For each scenario, name the most appropriate loss (cross-entropy, Dice, Tversky with high false-negative penalty, focal, or a combination) and justify in two sentences: (a) a balanced 4-class indoor-scene segmenter; (b) segmenting a 50-pixel tumor in a million-pixel scan; (c) a screening tool where missing a defect is far worse than a false alarm; (d) a model that segments large objects well but keeps misclassifying a few stubborn boundary pixels.

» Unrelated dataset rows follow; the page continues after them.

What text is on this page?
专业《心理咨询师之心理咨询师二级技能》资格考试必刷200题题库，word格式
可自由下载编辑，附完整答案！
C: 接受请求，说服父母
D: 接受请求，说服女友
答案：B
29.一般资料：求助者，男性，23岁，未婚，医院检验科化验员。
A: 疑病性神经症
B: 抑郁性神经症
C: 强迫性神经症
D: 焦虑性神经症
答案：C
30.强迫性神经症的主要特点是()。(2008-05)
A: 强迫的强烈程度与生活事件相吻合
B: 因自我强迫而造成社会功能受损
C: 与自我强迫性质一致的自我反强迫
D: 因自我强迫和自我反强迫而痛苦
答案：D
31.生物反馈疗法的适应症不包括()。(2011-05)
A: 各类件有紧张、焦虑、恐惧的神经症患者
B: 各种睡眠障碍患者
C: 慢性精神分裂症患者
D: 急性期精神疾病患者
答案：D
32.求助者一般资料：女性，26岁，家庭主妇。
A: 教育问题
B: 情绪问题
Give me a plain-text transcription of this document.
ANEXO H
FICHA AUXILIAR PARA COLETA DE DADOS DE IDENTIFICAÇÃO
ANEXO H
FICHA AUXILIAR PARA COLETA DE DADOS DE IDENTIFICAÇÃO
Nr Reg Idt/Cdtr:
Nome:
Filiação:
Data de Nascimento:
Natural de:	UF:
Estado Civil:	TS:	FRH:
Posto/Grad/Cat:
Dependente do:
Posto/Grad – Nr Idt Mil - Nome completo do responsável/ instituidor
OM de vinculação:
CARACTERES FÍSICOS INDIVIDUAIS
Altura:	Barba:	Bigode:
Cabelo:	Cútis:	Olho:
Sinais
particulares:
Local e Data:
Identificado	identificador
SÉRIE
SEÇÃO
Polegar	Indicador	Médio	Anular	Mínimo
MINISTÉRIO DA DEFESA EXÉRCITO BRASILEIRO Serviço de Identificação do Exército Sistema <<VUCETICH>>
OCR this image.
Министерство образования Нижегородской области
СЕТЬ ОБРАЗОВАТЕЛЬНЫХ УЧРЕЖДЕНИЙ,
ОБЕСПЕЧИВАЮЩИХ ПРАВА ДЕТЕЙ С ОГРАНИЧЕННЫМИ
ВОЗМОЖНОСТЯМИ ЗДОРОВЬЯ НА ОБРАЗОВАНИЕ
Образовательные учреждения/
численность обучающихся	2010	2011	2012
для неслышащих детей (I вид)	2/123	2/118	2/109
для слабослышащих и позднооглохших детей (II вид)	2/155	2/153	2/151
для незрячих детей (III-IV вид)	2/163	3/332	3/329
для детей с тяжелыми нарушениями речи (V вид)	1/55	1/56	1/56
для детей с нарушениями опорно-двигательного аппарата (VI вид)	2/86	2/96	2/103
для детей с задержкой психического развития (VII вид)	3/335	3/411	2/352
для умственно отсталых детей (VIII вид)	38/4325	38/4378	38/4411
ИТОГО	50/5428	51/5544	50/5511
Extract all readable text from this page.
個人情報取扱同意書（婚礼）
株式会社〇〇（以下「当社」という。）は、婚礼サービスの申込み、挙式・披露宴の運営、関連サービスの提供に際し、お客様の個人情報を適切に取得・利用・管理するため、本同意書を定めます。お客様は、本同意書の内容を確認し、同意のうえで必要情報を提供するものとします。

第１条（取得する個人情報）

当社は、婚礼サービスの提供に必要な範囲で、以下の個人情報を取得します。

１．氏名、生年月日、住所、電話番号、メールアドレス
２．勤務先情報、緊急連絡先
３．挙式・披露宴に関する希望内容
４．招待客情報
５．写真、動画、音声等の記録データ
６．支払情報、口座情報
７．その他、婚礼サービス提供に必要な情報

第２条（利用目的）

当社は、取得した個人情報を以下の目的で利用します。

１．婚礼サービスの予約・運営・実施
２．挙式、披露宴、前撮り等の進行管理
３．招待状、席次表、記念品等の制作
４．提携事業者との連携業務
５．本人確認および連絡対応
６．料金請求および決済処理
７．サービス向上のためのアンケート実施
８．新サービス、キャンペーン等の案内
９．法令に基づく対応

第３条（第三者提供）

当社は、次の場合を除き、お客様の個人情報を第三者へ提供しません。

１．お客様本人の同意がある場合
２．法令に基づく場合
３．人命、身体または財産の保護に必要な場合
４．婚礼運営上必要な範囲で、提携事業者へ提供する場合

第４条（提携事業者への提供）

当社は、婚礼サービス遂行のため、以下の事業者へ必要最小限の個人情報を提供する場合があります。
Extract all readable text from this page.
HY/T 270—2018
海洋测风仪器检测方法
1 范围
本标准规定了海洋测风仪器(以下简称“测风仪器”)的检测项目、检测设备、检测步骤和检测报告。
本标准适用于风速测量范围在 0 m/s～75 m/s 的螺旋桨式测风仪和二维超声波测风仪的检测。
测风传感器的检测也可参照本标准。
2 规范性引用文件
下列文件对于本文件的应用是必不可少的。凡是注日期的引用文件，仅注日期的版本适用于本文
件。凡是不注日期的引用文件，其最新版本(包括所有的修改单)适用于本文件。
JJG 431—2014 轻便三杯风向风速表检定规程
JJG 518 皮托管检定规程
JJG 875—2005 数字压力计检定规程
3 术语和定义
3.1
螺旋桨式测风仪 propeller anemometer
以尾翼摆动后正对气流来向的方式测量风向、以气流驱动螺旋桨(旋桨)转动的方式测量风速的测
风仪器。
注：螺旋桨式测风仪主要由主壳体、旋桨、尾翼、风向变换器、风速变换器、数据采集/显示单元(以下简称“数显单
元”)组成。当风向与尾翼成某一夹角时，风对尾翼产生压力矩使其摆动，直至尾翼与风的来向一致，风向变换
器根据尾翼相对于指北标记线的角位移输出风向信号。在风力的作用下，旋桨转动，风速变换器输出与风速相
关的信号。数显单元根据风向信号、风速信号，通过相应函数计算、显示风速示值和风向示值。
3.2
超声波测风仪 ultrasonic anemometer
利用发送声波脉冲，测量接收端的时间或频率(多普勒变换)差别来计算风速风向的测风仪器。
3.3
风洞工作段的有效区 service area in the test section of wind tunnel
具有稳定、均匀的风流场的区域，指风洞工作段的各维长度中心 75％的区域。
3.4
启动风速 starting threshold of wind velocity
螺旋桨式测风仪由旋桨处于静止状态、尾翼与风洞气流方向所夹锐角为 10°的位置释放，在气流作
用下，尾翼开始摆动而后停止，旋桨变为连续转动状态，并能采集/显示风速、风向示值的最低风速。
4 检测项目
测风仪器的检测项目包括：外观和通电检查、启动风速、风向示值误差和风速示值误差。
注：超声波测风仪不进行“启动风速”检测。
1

Connect each choice to the "loss encodes what you care about" insight of subsection 1.

Exercise 24.6.2: Reproduce the Pixel-Accuracy Trap Coding

Construct a synthetic ground-truth label map that is 95 percent class 0 (background) and 5 percent class 1 (a small object). Compute both pixel accuracy and mean IoU for two predictions: (a) all-background, and (b) a prediction that correctly finds the object but is shifted by a few pixels. Report all four numbers and write a paragraph explaining why pixel accuracy ranks the two predictions almost identically while mean IoU ranks them very differently, tying back to Figure 24.6.1.

Exercise 24.6.3: mIoU Versus Boundary-F1 Analysis

Take a pretrained DeepLabv3 and a pretrained SegFormer (or any two segmenters) and run both on ten images with intricate boundaries (foliage, hair, lace). Compute mean IoU and a boundary-F1 (you may use the implementation in segmentation_models.pytorch or a simple distance-tolerance version) for each model. Build a small table of mIoU versus boundary-F1 per model and write an analysis: do the two metrics rank the models the same way? If a model wins on mIoU but loses on boundary-F1, what does that tell you about where its errors live, and which model would you ship for a photo-editing cutout tool versus a drivable-area road segmenter? Relate your answer to Table 24.6.1.